Il quadro complessivo — leghe ternarie Cu–Sn–Pb con ampia variabilità Sn/Pb, impurità metalliche (Fe, As, Ag), arricchimento superficiale in Au e differenze tra superficie e massa dovute a lacca/patina — corrisponde esattamente ai modelli documentati nella letteratura regionale. Il dataset XRF si allinea pertanto con i repertori metallurgici e di finitura noti per bronzi dorati di alta qualità Goryeo.
3. Conclusione
Linee indipendenti e convergenti di evidenza tecnica supportano l’attribuzione del Gwaneum Bosal in bronzo dorato alla dinastia Goryeo (918–1392 d.C.):
-Termoluminescenza: due valutazioni TL indipendenti (certificato Oxford Authentication; TTA) dimostrano un nucleo d’argilla antico e pertanto escludono una fabbricazione recente.
-XRF e letteratura metallurgica comparativa: la composizione bulk Cu–Sn–Pb, le impurità traccianti (Fe, As, Ag), la presenza di autentica doratura superficiale (Au 10,676%) e l’assenza di marcatori di placcatura moderna (Ni/Cr) sono coerenti con le pratiche di officina e di finitura documentate per i bronzi Goryeo.

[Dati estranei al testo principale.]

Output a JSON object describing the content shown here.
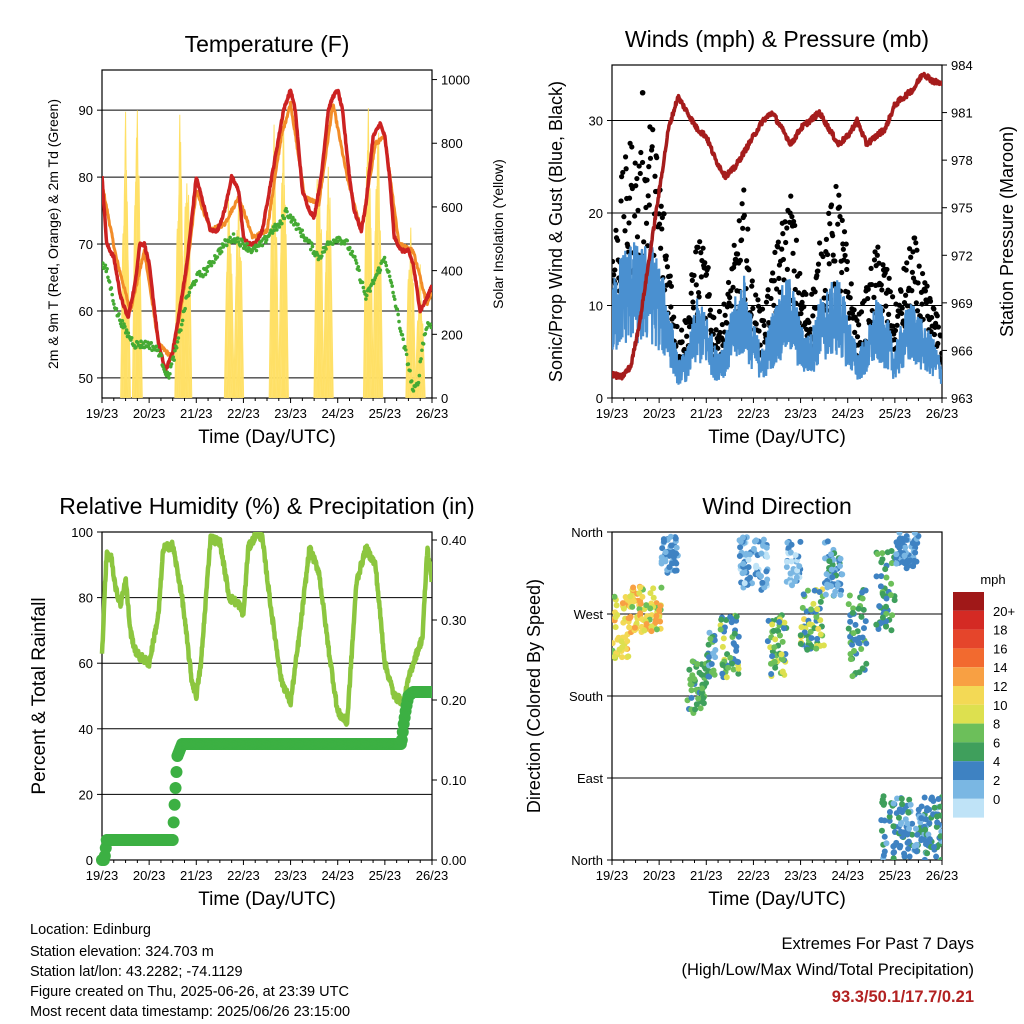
{
  "colors": {
    "temp_2m": "#cc2222",
    "temp_9m": "#f28c28",
    "dewpoint": "#44aa33",
    "solar": "#ffe066",
    "gust": "#000000",
    "wind": "#4a90d0",
    "pressure": "#a51c1c",
    "rh": "#8cc63f",
    "precip": "#3cb043",
    "extremes": "#b22222"
  },
  "chart_data": [
    {
      "type": "line",
      "title": "Temperature (F)",
      "xlabel": "Time (Day/UTC)",
      "ylabel": "2m & 9m T (Red, Orange) & 2m Td (Green)",
      "y2label": "Solar Insolation (Yellow)",
      "x_ticks": [
        "19/23",
        "20/23",
        "21/23",
        "22/23",
        "23/23",
        "24/23",
        "25/23",
        "26/23"
      ],
      "ylim": [
        47,
        96
      ],
      "y_ticks": [
        50,
        60,
        70,
        80,
        90
      ],
      "y2lim": [
        0,
        1030
      ],
      "y2_ticks": [
        0,
        200,
        400,
        600,
        800,
        1000
      ],
      "grid_y": true,
      "series": [
        {
          "name": "2m T",
          "axis": "left",
          "x": [
            0,
            0.05,
            0.1,
            0.25,
            0.4,
            0.55,
            0.7,
            0.8,
            0.9,
            1.0,
            1.2,
            1.35,
            1.5,
            1.6,
            1.8,
            2.0,
            2.15,
            2.3,
            2.45,
            2.6,
            2.75,
            2.9,
            3.0,
            3.1,
            3.25,
            3.4,
            3.6,
            3.85,
            4.0,
            4.1,
            4.25,
            4.4,
            4.5,
            4.65,
            4.8,
            4.9,
            5.0,
            5.1,
            5.25,
            5.35,
            5.5,
            5.6,
            5.75,
            5.9,
            6.0,
            6.1,
            6.2,
            6.35,
            6.5,
            6.6,
            6.75,
            6.9,
            7.0
          ],
          "y": [
            80,
            75,
            70,
            68,
            62,
            59,
            64,
            70,
            70,
            67,
            55,
            51,
            54,
            58,
            67,
            80,
            76,
            72,
            72,
            75,
            80,
            78,
            71,
            70,
            70,
            72,
            80,
            90,
            93,
            90,
            78,
            75,
            74,
            80,
            90,
            92,
            93,
            90,
            80,
            75,
            72,
            76,
            86,
            88,
            86,
            80,
            71,
            69,
            69,
            67,
            60,
            62,
            64
          ]
        },
        {
          "name": "9m T",
          "axis": "left",
          "x": [
            0,
            0.3,
            0.6,
            0.9,
            1.2,
            1.5,
            1.8,
            2.0,
            2.3,
            2.6,
            2.9,
            3.2,
            3.5,
            3.8,
            4.0,
            4.3,
            4.6,
            4.9,
            5.2,
            5.5,
            5.8,
            6.0,
            6.3,
            6.6,
            6.9,
            7.0
          ],
          "y": [
            79,
            68,
            60,
            69,
            55,
            53,
            66,
            78,
            72,
            73,
            77,
            71,
            72,
            86,
            91,
            77,
            76,
            91,
            80,
            72,
            85,
            86,
            70,
            69,
            61,
            63
          ]
        },
        {
          "name": "2m Td",
          "axis": "left",
          "x": [
            0,
            0.1,
            0.3,
            0.5,
            0.7,
            1.0,
            1.2,
            1.4,
            1.6,
            1.8,
            2.0,
            2.2,
            2.4,
            2.6,
            2.8,
            3.0,
            3.2,
            3.4,
            3.6,
            3.8,
            3.9,
            4.0,
            4.2,
            4.4,
            4.6,
            4.8,
            5.0,
            5.2,
            5.4,
            5.6,
            5.8,
            6.0,
            6.2,
            6.4,
            6.5,
            6.6,
            6.7,
            6.8,
            6.9,
            7.0
          ],
          "y": [
            67,
            66,
            60,
            57,
            55,
            55,
            54,
            50,
            55,
            62,
            65,
            66,
            68,
            70,
            71,
            70,
            69,
            70,
            72,
            73,
            75,
            74,
            72,
            70,
            68,
            70,
            71,
            70,
            67,
            62,
            65,
            68,
            62,
            55,
            52,
            48,
            49,
            55,
            58,
            58
          ]
        },
        {
          "name": "Solar Insolation",
          "axis": "right",
          "peaks_x": [
            0.5,
            0.75,
            1.65,
            1.8,
            2.7,
            2.9,
            3.65,
            3.85,
            4.6,
            4.8,
            5.65,
            5.85,
            6.55,
            6.75
          ],
          "peaks_y": [
            900,
            980,
            950,
            860,
            750,
            700,
            900,
            980,
            920,
            880,
            1000,
            960,
            600,
            420
          ]
        }
      ]
    },
    {
      "type": "scatter",
      "title": "Winds (mph) & Pressure (mb)",
      "xlabel": "Time (Day/UTC)",
      "ylabel": "Sonic/Prop Wind & Gust (Blue, Black)",
      "y2label": "Station Pressure (Maroon)",
      "x_ticks": [
        "19/23",
        "20/23",
        "21/23",
        "22/23",
        "23/23",
        "24/23",
        "25/23",
        "26/23"
      ],
      "ylim": [
        0,
        36
      ],
      "y_ticks": [
        0,
        10,
        20,
        30
      ],
      "y2lim": [
        963,
        984
      ],
      "y2_ticks": [
        963,
        966,
        969,
        972,
        975,
        978,
        981,
        984
      ],
      "grid_y": true,
      "series": [
        {
          "name": "Gust",
          "axis": "left",
          "x": [
            0,
            0.2,
            0.4,
            0.6,
            0.8,
            1.0,
            1.2,
            1.4,
            1.6,
            1.8,
            2.0,
            2.2,
            2.4,
            2.6,
            2.8,
            3.0,
            3.2,
            3.4,
            3.6,
            3.8,
            4.0,
            4.2,
            4.4,
            4.6,
            4.8,
            5.0,
            5.2,
            5.4,
            5.6,
            5.8,
            6.0,
            6.2,
            6.4,
            6.6,
            6.8,
            7.0
          ],
          "y": [
            14,
            20,
            24,
            22,
            26,
            22,
            14,
            6,
            8,
            15,
            13,
            7,
            9,
            14,
            19,
            10,
            8,
            12,
            16,
            19,
            11,
            9,
            14,
            17,
            20,
            13,
            7,
            10,
            14,
            13,
            8,
            12,
            15,
            11,
            9,
            6
          ],
          "max_point": [
            0.65,
            33
          ]
        },
        {
          "name": "Wind",
          "axis": "left",
          "x": [
            0,
            0.2,
            0.4,
            0.6,
            0.8,
            1.0,
            1.2,
            1.4,
            1.6,
            1.8,
            2.0,
            2.2,
            2.4,
            2.6,
            2.8,
            3.0,
            3.2,
            3.4,
            3.6,
            3.8,
            4.0,
            4.2,
            4.4,
            4.6,
            4.8,
            5.0,
            5.2,
            5.4,
            5.6,
            5.8,
            6.0,
            6.2,
            6.4,
            6.6,
            6.8,
            7.0
          ],
          "y": [
            9,
            12,
            13,
            12,
            13,
            11,
            8,
            3,
            4,
            8,
            7,
            4,
            5,
            8,
            10,
            6,
            4,
            7,
            9,
            10,
            6,
            5,
            8,
            9,
            10,
            7,
            4,
            5,
            8,
            7,
            4,
            7,
            8,
            6,
            5,
            3
          ]
        },
        {
          "name": "Station Pressure",
          "axis": "right",
          "x": [
            0,
            0.2,
            0.4,
            0.6,
            0.8,
            1.0,
            1.2,
            1.4,
            1.6,
            1.8,
            2.0,
            2.2,
            2.4,
            2.6,
            2.8,
            3.0,
            3.2,
            3.4,
            3.6,
            3.8,
            4.0,
            4.2,
            4.4,
            4.6,
            4.8,
            5.0,
            5.2,
            5.4,
            5.6,
            5.8,
            6.0,
            6.2,
            6.4,
            6.6,
            6.8,
            7.0
          ],
          "y": [
            964.5,
            964.3,
            965,
            968,
            972,
            976,
            980,
            982,
            981,
            980,
            979.5,
            978,
            977,
            977.5,
            978.5,
            979.5,
            980.5,
            981,
            980,
            979,
            980,
            980.5,
            981,
            980,
            979,
            979.5,
            980.5,
            979,
            979.5,
            980,
            981.5,
            982,
            982.5,
            983.5,
            983,
            982.8
          ]
        }
      ]
    },
    {
      "type": "line",
      "title": "Relative Humidity (%) & Precipitation (in)",
      "xlabel": "Time (Day/UTC)",
      "ylabel": "Percent & Total Rainfall",
      "x_ticks": [
        "19/23",
        "20/23",
        "21/23",
        "22/23",
        "23/23",
        "24/23",
        "25/23",
        "26/23"
      ],
      "ylim": [
        0,
        100
      ],
      "y_ticks": [
        0,
        20,
        40,
        60,
        80,
        100
      ],
      "y2lim": [
        0,
        0.41
      ],
      "y2_ticks": [
        "0.00",
        "0.10",
        "0.20",
        "0.30",
        "0.40"
      ],
      "grid_y": true,
      "series": [
        {
          "name": "RH",
          "axis": "left",
          "x": [
            0,
            0.05,
            0.1,
            0.2,
            0.3,
            0.4,
            0.5,
            0.6,
            0.7,
            0.8,
            1.0,
            1.2,
            1.3,
            1.5,
            1.7,
            1.9,
            2.0,
            2.1,
            2.3,
            2.5,
            2.7,
            2.9,
            3.0,
            3.1,
            3.3,
            3.4,
            3.6,
            3.8,
            4.0,
            4.2,
            4.4,
            4.6,
            4.8,
            5.0,
            5.2,
            5.4,
            5.6,
            5.8,
            6.0,
            6.2,
            6.4,
            6.5,
            6.6,
            6.8,
            6.9,
            7.0
          ],
          "y": [
            62,
            80,
            93,
            92,
            82,
            78,
            86,
            70,
            64,
            62,
            60,
            75,
            95,
            96,
            80,
            55,
            50,
            60,
            98,
            97,
            80,
            78,
            75,
            95,
            100,
            98,
            75,
            55,
            48,
            70,
            95,
            88,
            65,
            45,
            42,
            85,
            95,
            90,
            60,
            50,
            48,
            55,
            60,
            68,
            95,
            85
          ]
        },
        {
          "name": "Total Precipitation",
          "axis": "right",
          "x": [
            0,
            0.05,
            0.1,
            1.0,
            1.5,
            1.55,
            1.6,
            1.7,
            1.8,
            2.0,
            3.0,
            4.0,
            5.0,
            6.0,
            6.35,
            6.4,
            6.45,
            6.5,
            6.6,
            7.0
          ],
          "y": [
            0,
            0,
            0.025,
            0.025,
            0.025,
            0.08,
            0.13,
            0.145,
            0.145,
            0.145,
            0.145,
            0.145,
            0.145,
            0.145,
            0.145,
            0.17,
            0.19,
            0.205,
            0.21,
            0.21
          ]
        }
      ]
    },
    {
      "type": "scatter",
      "title": "Wind Direction",
      "xlabel": "Time (Day/UTC)",
      "ylabel": "Direction (Colored By Speed)",
      "x_ticks": [
        "19/23",
        "20/23",
        "21/23",
        "22/23",
        "23/23",
        "24/23",
        "25/23",
        "26/23"
      ],
      "y_ticks": [
        "North",
        "East",
        "South",
        "West",
        "North"
      ],
      "ylim": [
        0,
        360
      ],
      "colorbar_title": "mph",
      "colorbar_labels": [
        "20+",
        "18",
        "16",
        "14",
        "12",
        "10",
        "8",
        "6",
        "4",
        "2",
        "0"
      ],
      "colorbar_colors": [
        "#a01818",
        "#d42a24",
        "#e5452b",
        "#f26a2f",
        "#f8a043",
        "#f3d955",
        "#dde04f",
        "#6cbf5a",
        "#3f9f5c",
        "#3e82c2",
        "#7ab7e3",
        "#bfe3f7"
      ],
      "clusters": [
        {
          "x": [
            0.0,
            0.35
          ],
          "dir": [
            220,
            290
          ],
          "speed": [
            8,
            14
          ]
        },
        {
          "x": [
            0.35,
            1.05
          ],
          "dir": [
            250,
            300
          ],
          "speed": [
            8,
            15
          ]
        },
        {
          "x": [
            1.05,
            1.4
          ],
          "dir": [
            315,
            355
          ],
          "speed": [
            2,
            5
          ]
        },
        {
          "x": [
            1.6,
            2.0
          ],
          "dir": [
            160,
            220
          ],
          "speed": [
            4,
            9
          ]
        },
        {
          "x": [
            2.0,
            2.2
          ],
          "dir": [
            200,
            250
          ],
          "speed": [
            2,
            8
          ]
        },
        {
          "x": [
            2.3,
            2.7
          ],
          "dir": [
            200,
            270
          ],
          "speed": [
            3,
            10
          ]
        },
        {
          "x": [
            2.7,
            3.3
          ],
          "dir": [
            295,
            355
          ],
          "speed": [
            0,
            5
          ]
        },
        {
          "x": [
            3.3,
            3.7
          ],
          "dir": [
            200,
            270
          ],
          "speed": [
            3,
            11
          ]
        },
        {
          "x": [
            3.7,
            4.0
          ],
          "dir": [
            300,
            350
          ],
          "speed": [
            0,
            5
          ]
        },
        {
          "x": [
            4.0,
            4.5
          ],
          "dir": [
            230,
            300
          ],
          "speed": [
            3,
            12
          ]
        },
        {
          "x": [
            4.5,
            4.9
          ],
          "dir": [
            290,
            350
          ],
          "speed": [
            1,
            6
          ]
        },
        {
          "x": [
            5.0,
            5.4
          ],
          "dir": [
            200,
            300
          ],
          "speed": [
            3,
            9
          ]
        },
        {
          "x": [
            5.6,
            6.0
          ],
          "dir": [
            250,
            340
          ],
          "speed": [
            3,
            8
          ]
        },
        {
          "x": [
            6.0,
            6.5
          ],
          "dir": [
            320,
            360
          ],
          "speed": [
            2,
            5
          ]
        },
        {
          "x": [
            5.7,
            7.0
          ],
          "dir": [
            0,
            70
          ],
          "speed": [
            2,
            6
          ]
        }
      ]
    }
  ],
  "station": {
    "location": "Location: Edinburg",
    "elevation": "Station elevation: 324.703 m",
    "latlon": "Station lat/lon: 43.2282; -74.1129",
    "created": "Figure created on Thu, 2025-06-26, at 23:39 UTC",
    "timestamp": "Most recent data timestamp: 2025/06/26 23:15:00"
  },
  "extremes": {
    "heading": "Extremes For Past 7 Days",
    "subheading": "(High/Low/Max Wind/Total Precipitation)",
    "values": "93.3/50.1/17.7/0.21"
  }
}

Nel complesso, il pacchetto analitico giustifica un’attribuzione operativa alla dinastia Goryeo.
Bibliografia:
[1] Bae Go Woon, Lee Sang Ok, Beom, Dae Geom, Chung, Kwang Yong 2018, Manufacturing Techniques and Provenance of Gilt bronze Seated Bhaisajyaguru (Medicine Buddha) Statue of Cheongyang Janggoksa Temple, Korea, Journal of Conservation Science, vol. 34, n.1, pag. 59–67.
[2] Bae Go Woon, Lee Sang Ok, Beom, Dae Geom, Chung, Kwang Yong 2024. Manufacturing Techniques of Bronze Seated Bodhisattva Statue of Goseongsa Temple in Gangjin, Korean Journal of Heritage: History & Science, vol. 57, n. 1, pag. 146–159.
[3] Gwak Hong In, Kwon Mi Hye 2019, A Study on Conservation and Manufacturing Techniques of a Seated Avalokiteshvara with a Thousand Hands of Goryeo Dynasty, Journalof Conservation Science, vol. 35, n. 3, pag. 253–258.
[4] Shin Soyeon 2017, Zoom in – Gilt-bronze seated Bodhisattva, National Museum of Korea, NMK Magazine, vol. 38.
[5] Park Jongseo 2024, Study on the Function of Bone Powder in the Drying of Asian Lacquer Containing it, Korean Journal of Conservation Science, vol. 40, n. 3.